Ex-presidente de fã-clube dá voz a Seu Barriga em episódios inéditos de "Chaves", no ar pelo Multishow
LEIA TAMBÉM
Como muitas outras crianças dos anos 1980, Gustavo Berriel assistiu tantas vezes aos episódios de "Chaves" que eram exibidos à exaustão, pelo SBT, que decorou cenas. Hoje, aos 32 anos, é ele quem escreve as falas em português da série mexicana. O ator e dublador entrou profissionalmente no universo de Chaves em 2006, ao dar voz ao garoto Nhonho, personagem de Édgar Vivar, e ao Jaiminho, o carteiro interpretado por Raul Padilla, nos DVDs da série. Ele substituiu Mario Vilela (1923-2005), a voz dos personagens de Vivar que aparecem nos episódios exibidos pelo SBT.
"Misturei as referências da voz do Mario Vilela e do próprio ator, o Édgar, para construir minha interpretação." Em 2002, ele criou com amigos o fã-clube Chespirito-Brasil, em referência ao programa de TV de Roberto Bolaños, o criador e intérprete de Chaves e Chapolin. Berriel foi presidente do fã clube até 2010 e ajudou a organizar eventos para os seguidores da série. Foi em um deles que conheceu Vivar.
"Ele aprovou minha dublagem, e fiquei muito feliz. Foi uma grande realização", diz. A experiência tornou Berriel a escolha óbvia para interpretar os personagens de Vivar nos mais de cem episódios inéditos comprados pelo canal Multishow e exibidos todos os dias, às 23h.

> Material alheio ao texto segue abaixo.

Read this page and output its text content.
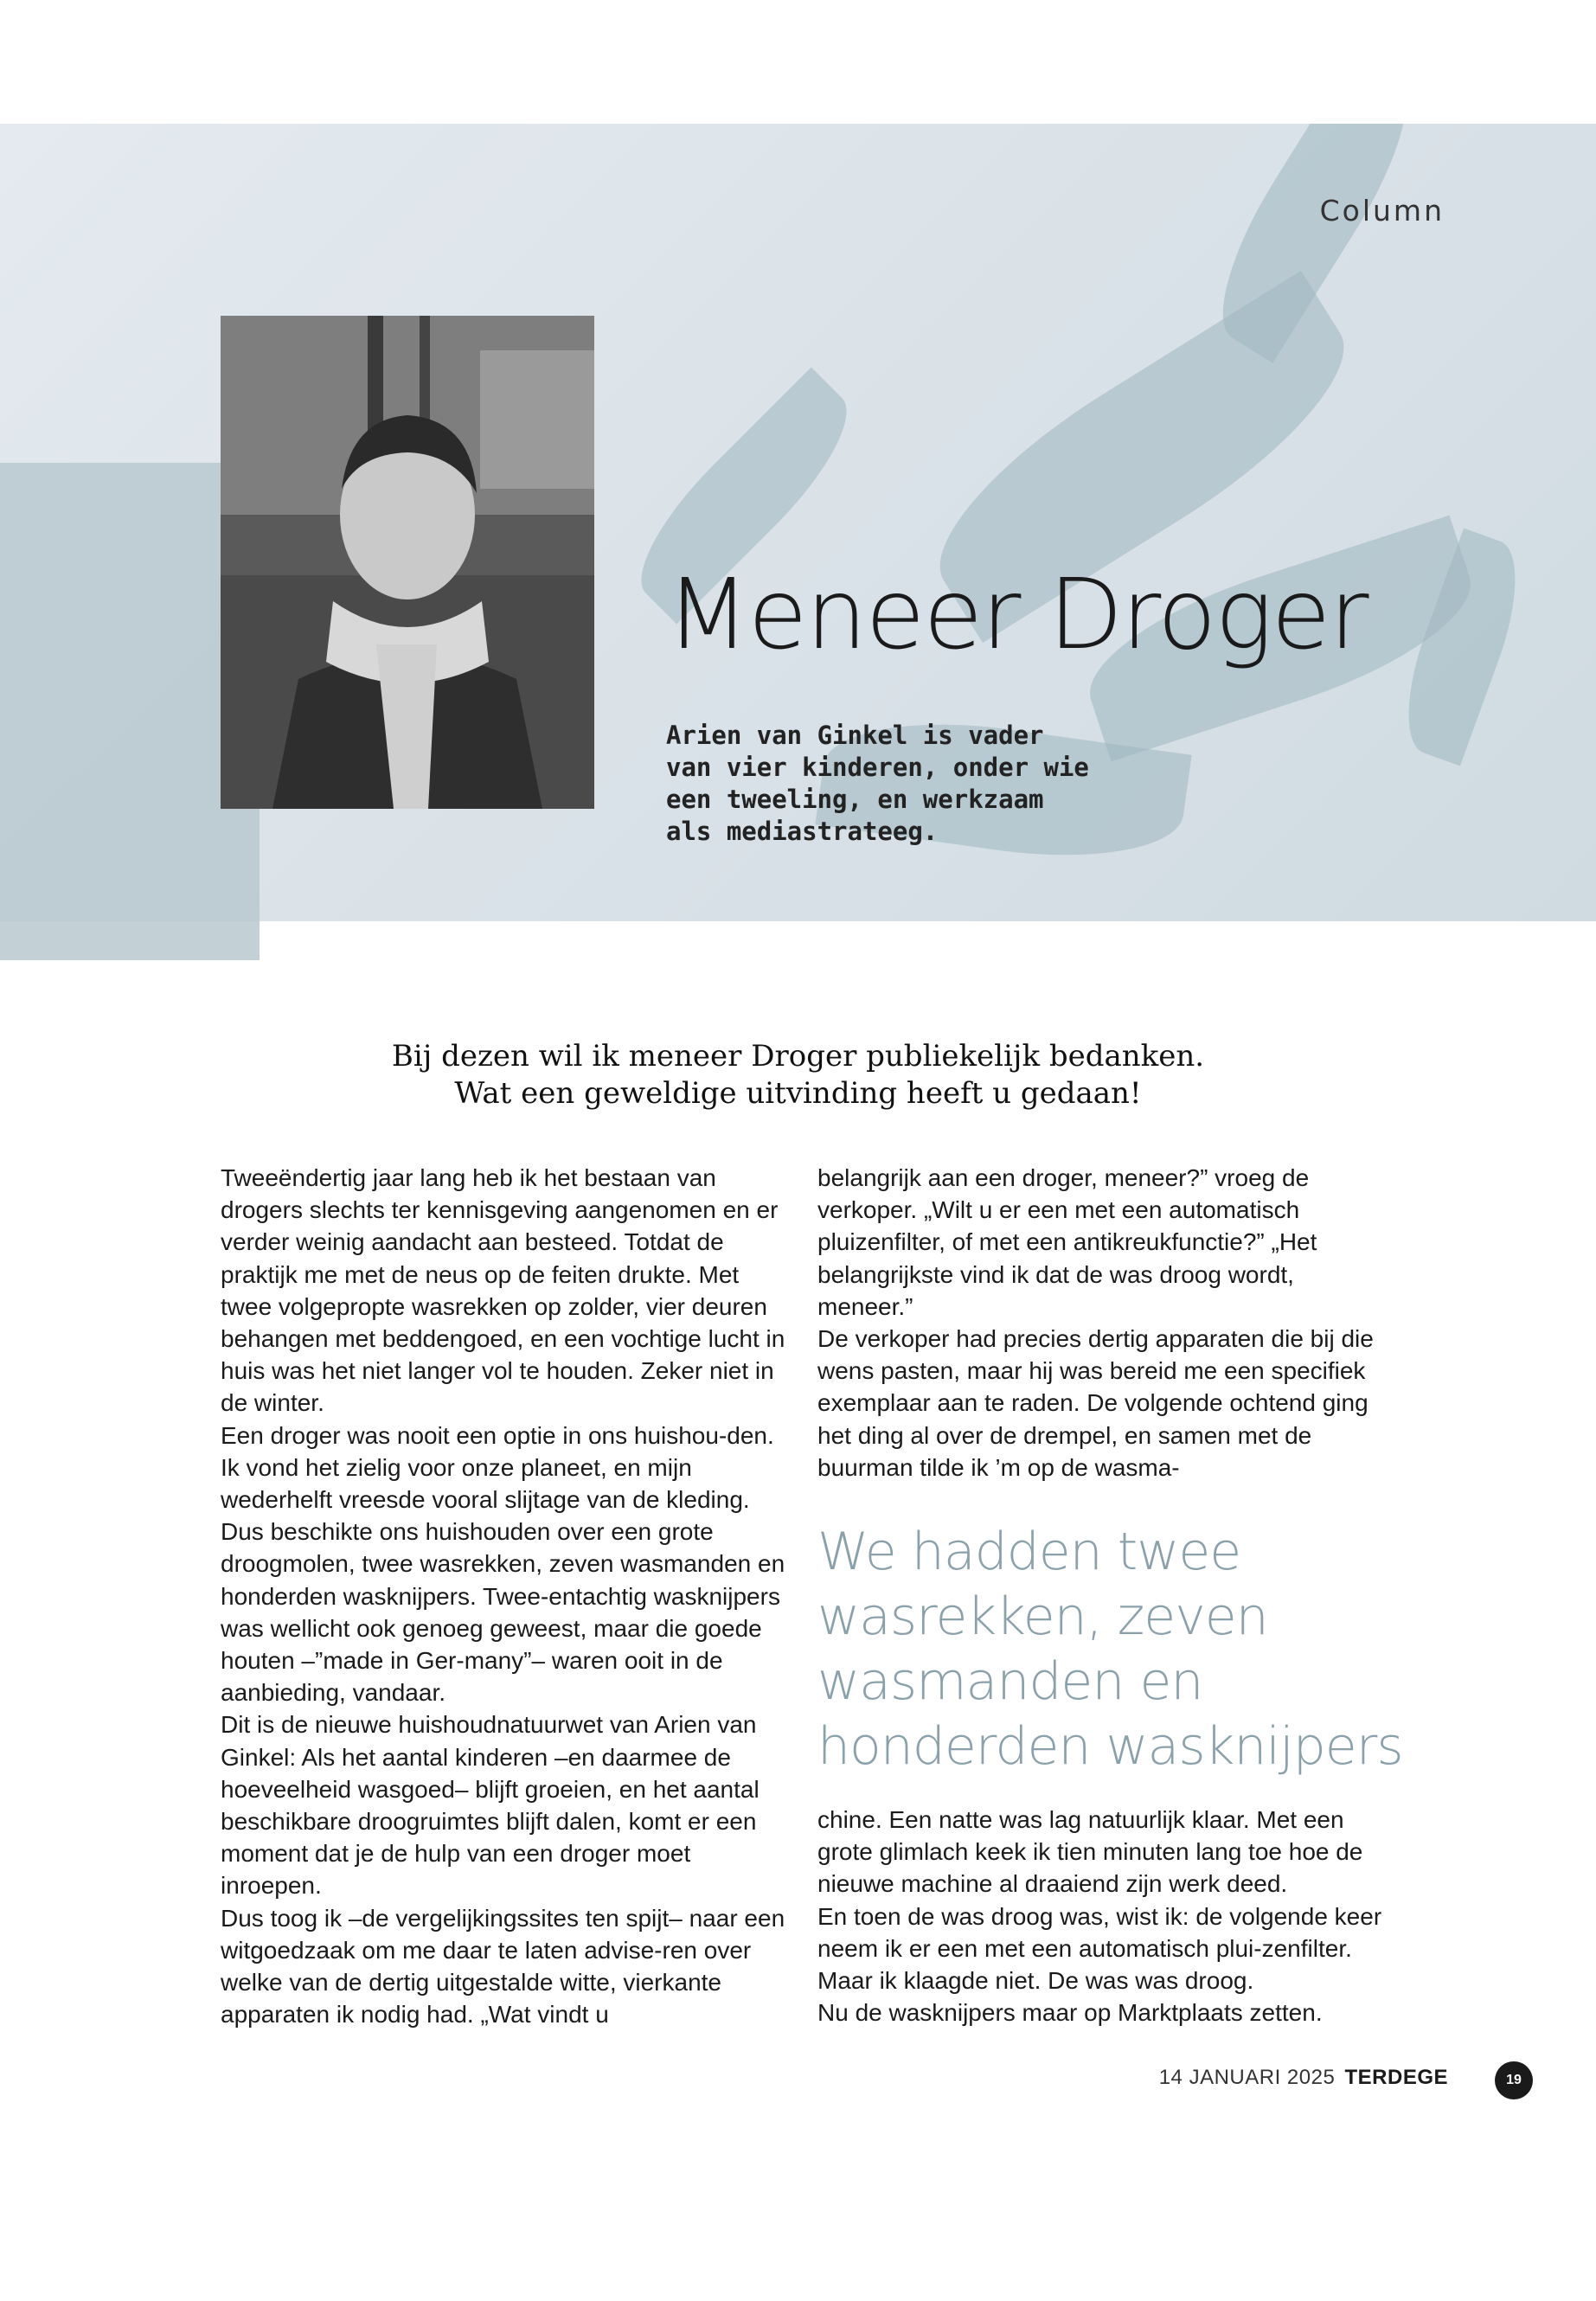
Column
Meneer Droger
Arien van Ginkel is vader
van vier kinderen, onder wie
een tweeling, en werkzaam
als mediastrateeg.
Bij dezen wil ik meneer Droger publiekelijk bedanken.
Wat een geweldige uitvinding heeft u gedaan!

Tweeëndertig jaar lang heb ik het bestaan van drogers slechts ter kennisgeving aangenomen en er verder weinig aandacht aan besteed. Totdat de praktijk me met de neus op de feiten drukte. Met twee volgepropte wasrekken op zolder, vier deuren behangen met beddengoed, en een vochtige lucht in huis was het niet langer vol te houden. Zeker niet in de winter.

Een droger was nooit een optie in ons huishou-den. Ik vond het zielig voor onze planeet, en mijn wederhelft vreesde vooral slijtage van de kleding. Dus beschikte ons huishouden over een grote droogmolen, twee wasrekken, zeven wasmanden en honderden wasknijpers. Twee-entachtig wasknijpers was wellicht ook genoeg geweest, maar die goede houten –”made in Ger-many”– waren ooit in de aanbieding, vandaar.

Dit is de nieuwe huishoudnatuurwet van Arien van Ginkel: Als het aantal kinderen –en daarmee de hoeveelheid wasgoed– blijft groeien, en het aantal beschikbare droogruimtes blijft dalen, komt er een moment dat je de hulp van een droger moet inroepen.

Dus toog ik –de vergelijkingssites ten spijt– naar een witgoedzaak om me daar te laten advise-ren over welke van de dertig uitgestalde witte, vierkante apparaten ik nodig had. „Wat vindt u

belangrijk aan een droger, meneer?” vroeg de verkoper. „Wilt u er een met een automatisch pluizenfilter, of met een antikreukfunctie?” „Het belangrijkste vind ik dat de was droog wordt, meneer.”

De verkoper had precies dertig apparaten die bij die wens pasten, maar hij was bereid me een specifiek exemplaar aan te raden. De volgende ochtend ging het ding al over de drempel, en samen met de buurman tilde ik ’m op de wasma-

We hadden twee wasrekken, zeven wasmanden en honderden wasknijpers

chine. Een natte was lag natuurlijk klaar. Met een grote glimlach keek ik tien minuten lang toe hoe de nieuwe machine al draaiend zijn werk deed.

En toen de was droog was, wist ik: de volgende keer neem ik er een met een automatisch plui-zenfilter. Maar ik klaagde niet. De was was droog.

Nu de wasknijpers maar op Marktplaats zetten.

14 JANUARI 2025 TERDEGE	19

Para Berriel, o humor do programa, em que todos os personagens zombam e são zombados, é o que o torna atemporal. "Há piada com os mais velhos, com o menino que é gordo. Nenhum dos personagens está acima dos demais, todos ridicularizam e são ridicularizados. Isso faz com que Chaves não tenha um humor ofensivo."
Édgar Vivar aprovou minha dublagem, e fiquei muito feliz. Foi uma grande realização
Gustavo Berriel, dublador do Seu Barriga, referindo-se ao ator mexicano que fez o papel
*
"Humor singelo nunca sai de moda", diz dubladora
Depois que o canal a cabo Multishow adquiriu cem histórias inéditas de "Chaves", Cecília Leme, dubladora responsável por dar voz em português à sapeca Chiquinha, voltou ao trabalho. Apesar de já estar acostumada com a personagem, após tantos anos trabalhando com a série, a dubladora afirma que a emoção é grande. "São gerações e gerações vendo "Chaves"", destaca ela. Segundo Cecília, o sucesso da série tem uma fórmula simples: "A inteligência de Roberto Bolaños [criador e ator] foi juntar situações do cotidiano, a crítica a esse cotidiano e um humor singelo, que nunca sai de moda".
Porém, no início, Cecília admite que pensava diferente. "O programa tinha adulto fazendo papel de criança, tinha uma vila num estúdio. Dava a impressão de ser muito pobre. Mas achava graça daquele humor ingênuo. Acabou me divertindo." Cecília recorda o primeiro encontro que teve com a atriz Maria Antonieta de las Nieves, intérprete de Chiquinha, em 2011. "Foi emocionante, gostoso e divertido." As duas voltaram a se ver anos depois. "Ela foi muito carinhosa comigo. Desses momentos jamais vou me esquecer."